Ego certe laboro hic et laboro in meipso: factus sum mihi terra difficultatis et sudoris nimii.

As a wise Queen once said, “Get some fucking self respect!” The advice is not quite right. The standards with which I measure myself are largely out of proportion with the standards I use to see others. Language is tricksey. By ‘standards’ and ‘measurement’ I simply mean how one doles out affection and regard, the infinite intricacies of the politics of being. But the machinations of that caucus I will leave for another day.

And I am not a slut. M. is just a good friend who has seen a lot of my ugliness and not walked away yet. I love you melon.

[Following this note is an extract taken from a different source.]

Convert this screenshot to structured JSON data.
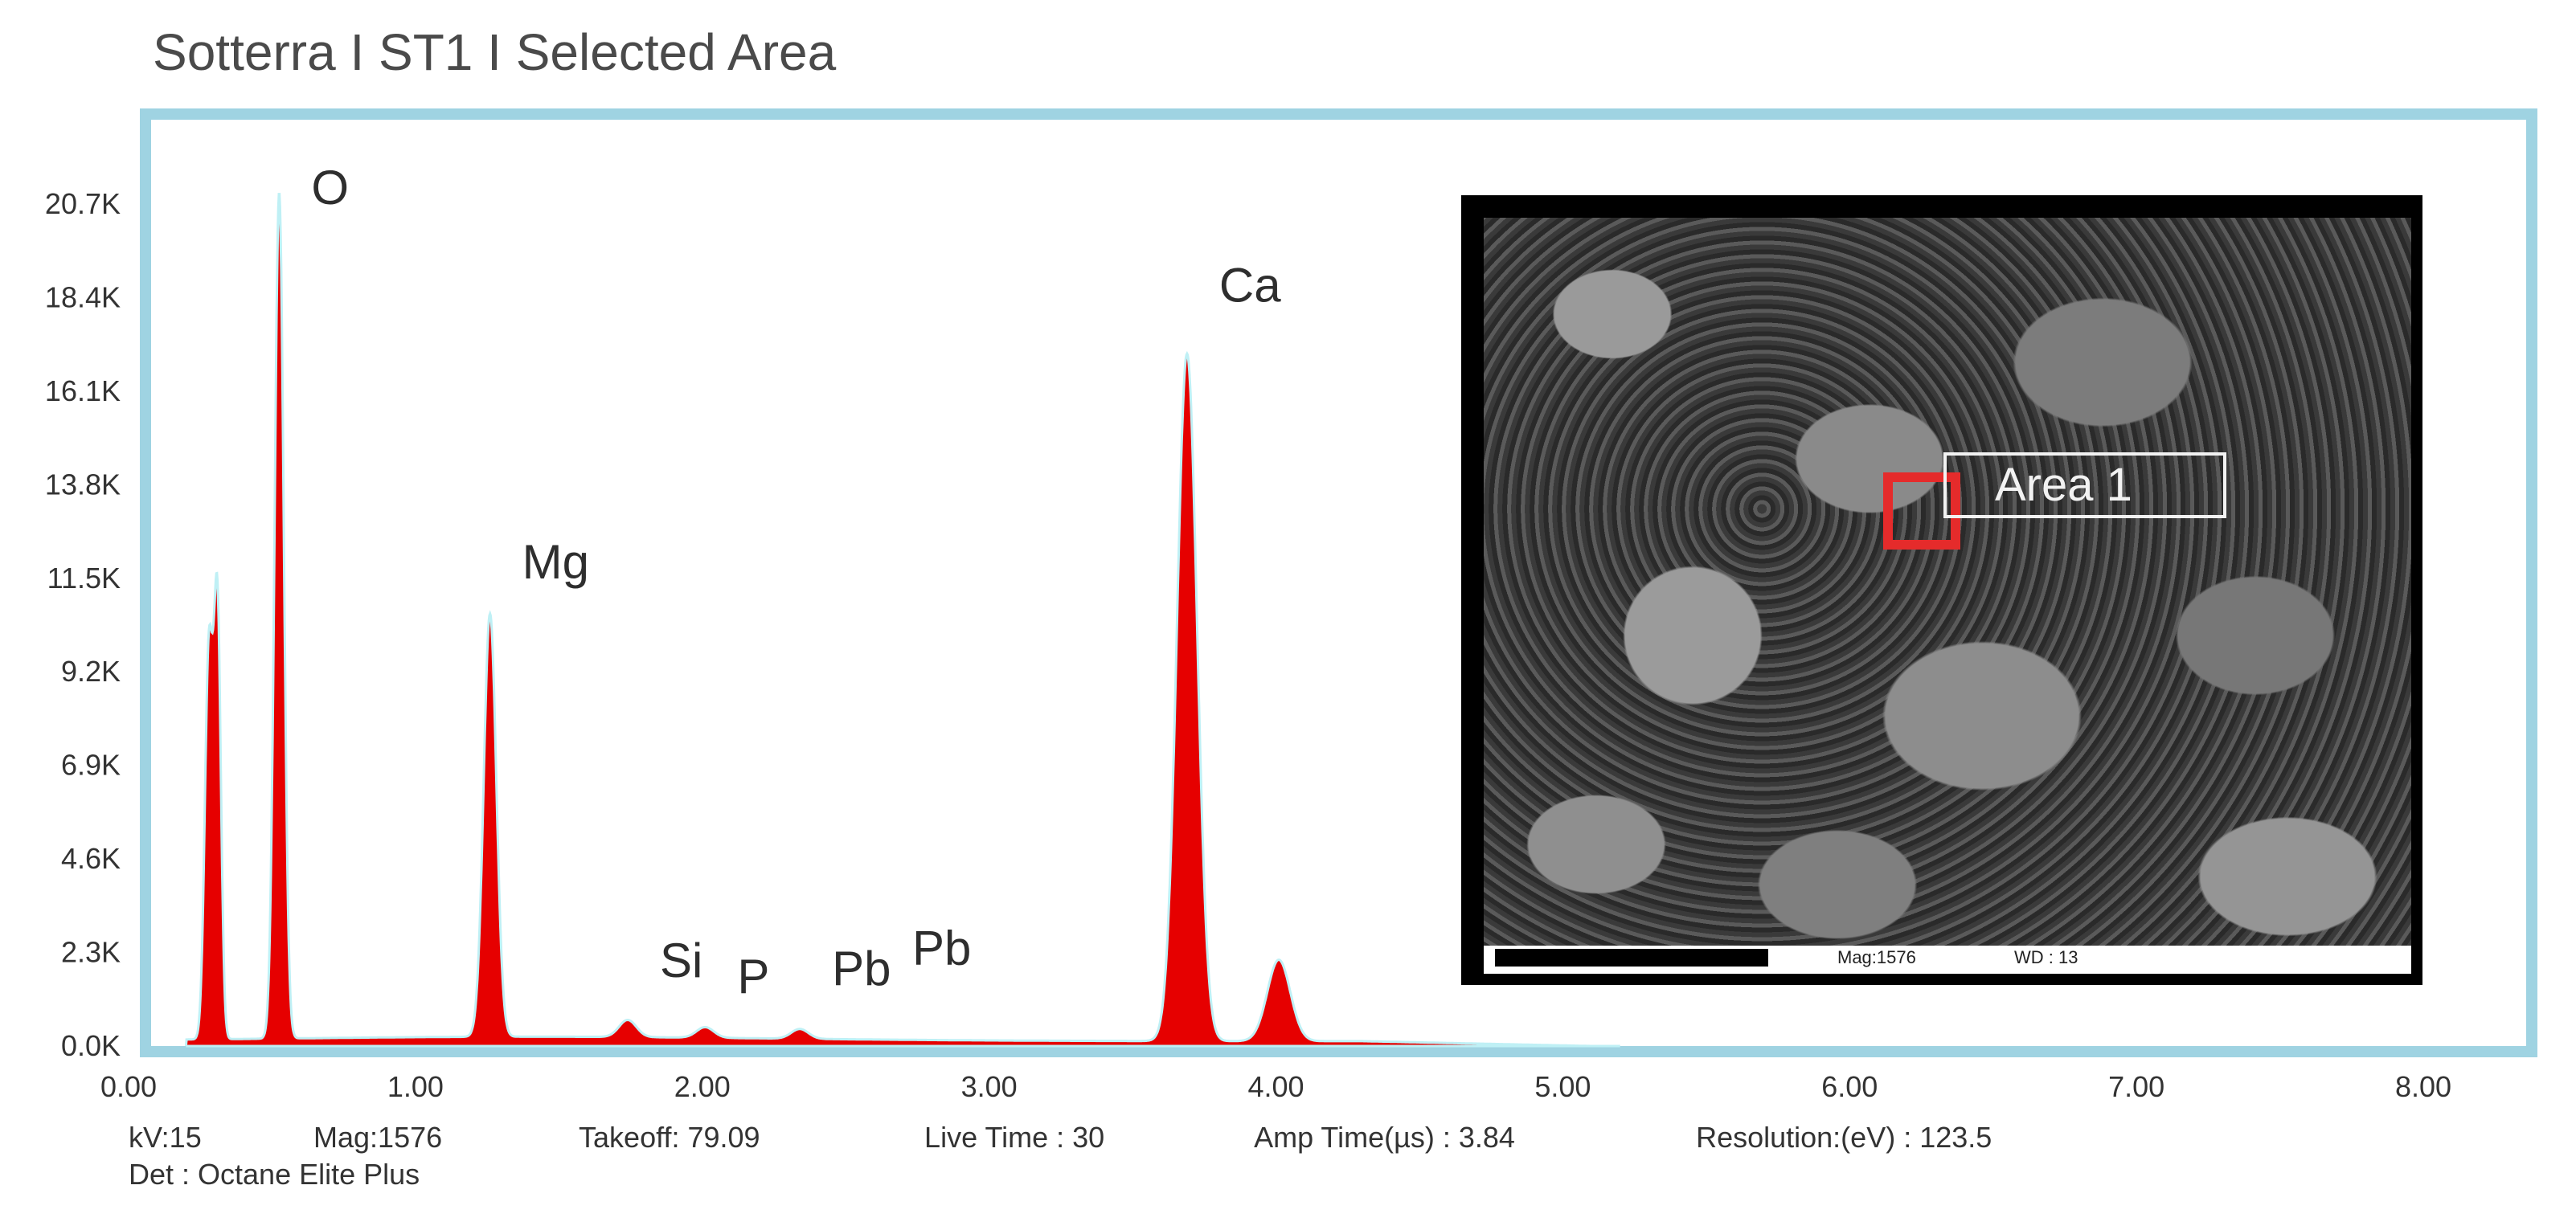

“Love is the law, love under will.”

Crowley, whatever he was and was not, was definitely enigmatic. There are depths to his writings that I am not yet ready to explore. Somehow the notions of God and love have removed themselves from the safety of definition, and unmoored go about the business of haunting the house of my mind. I’ve found Jesus in shit-stained underwear. I’ve found love hiding under the porch, its dirty black claws deep in the flesh of a decaying dog. To understand God as the totality (sum; being; Universal Will; existentia; essentia; …) of all be-ings is not to succumb to a sugary aesthetic, a mistake made by many of the so-called ‘New-Agers’, the neo-hippies, the Rainbow Transcendentalists. Rather, it is to accept destruction as well as creation, despair as well as ecstasy, decay as well as growth, death as well as life; and never one in service to the other. Only then is the Descartian dualistic replaced with the language of holism. And this is a hard language, a language of contradiction and paradox, of disaffection as much as affection. It is not a language for Fools.

Embrace sentences it find Nothing into look and to themselves its.

Authenticity of being is a slap in the face of all that is decent and pure and moral. If you are not able to abandon the vital lies you tell yourself to keep you as you are, then turn away from the seeking. Let the essentially honest pass your house without incident, and if they are thirsty and ask for water from your well, wet their lips and send them on their way. Theirs is not your satiation.

I look forward to my next wounding. There is always learning in the shedding of skins.